Harman on Meillassoux
In a very interesting post, Graham Harman discusses Meillassoux’s philosophy as a philosophy of immanence. He writes:
“What Meillassoux claims to prove is that the things-in-themselves would exist even if all humans were extinguished. Thus, the things can exist without us.
However, in order for something to be a thing-in-itself, it is not enough simply that it exists when we aren’t looking at it. The real question is: what is it when we are looking at it? And for Meillassoux, the answer is clear: the things themselves can be exhaustively known by thought, in absolute fashion. There are no secret, unfathomable depths to the things; philosophy is a philosophy of immanence.
My claim is that no “philosophy of immanence” can also be a philosophy of things-in-themselves. If you think the things are exhaustible by knowledge, you are simply defining the things as having a character that is able to appear exhaustively in the phenomenal sphere […] But in speculative realist terms, this is also one of those points that divides the group in half. For Brassier also, there is no difference in kind between thoughts and things. If something is known scientifically, it is known in adequate fashion (with perhaps some provisos added for the ever uncompleted labor of science). Here too, the world is made up of images: good scientific images and bad folk images. It’s a completely different theory from Meillassoux, but they are both confident in the ability of human thought to plumb the depths of things. Compare my position and Grant’s with the other two here, and you will see that we say the opposite.”

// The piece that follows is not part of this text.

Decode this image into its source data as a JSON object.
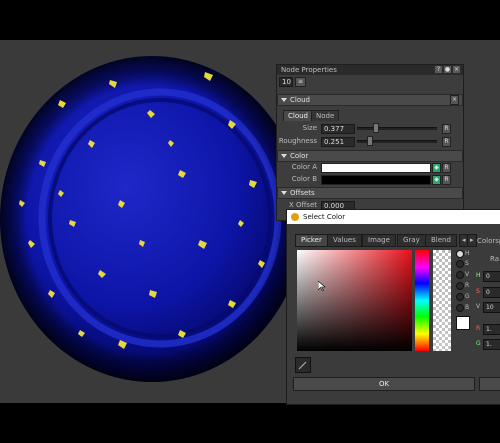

I’m not sure if Brassier’s relation to things-in-themselves holds here given his relation to Laruelle and his criticism of Land. On the other hand I think that both Meillassoux and Brassier overestimate the ability of thought (Brassier via transcendental binding of thought to zero and Meillassoux binding thought logical categories). Immanence, at least in the Deleuzian sense, collapses thought and materiality – on the hand the fact the Deleuze makes formalizations of thought into productions (such as concepts) partially naturalizes thinking but, in the last instance, Deleuze shelters the privilege of thought from the chaos of being-as-becoming (despite the thunderbolts of the dark precursor).
Harman is right of course that both OOO and Grantian process philosophy limit the knowability of things where the formal it is an ontological unknowability of objects whereas for the latter it is the speed of processes which makes complete knowability impossible that is, for Grant it is an epistemological issue (as far as I can tell) and not an ontological issue.
But the ontological-epistemological relation is the looming problem of all speculative realism as it’s how we situate ourselves in relation to the Bastion of Kantianism.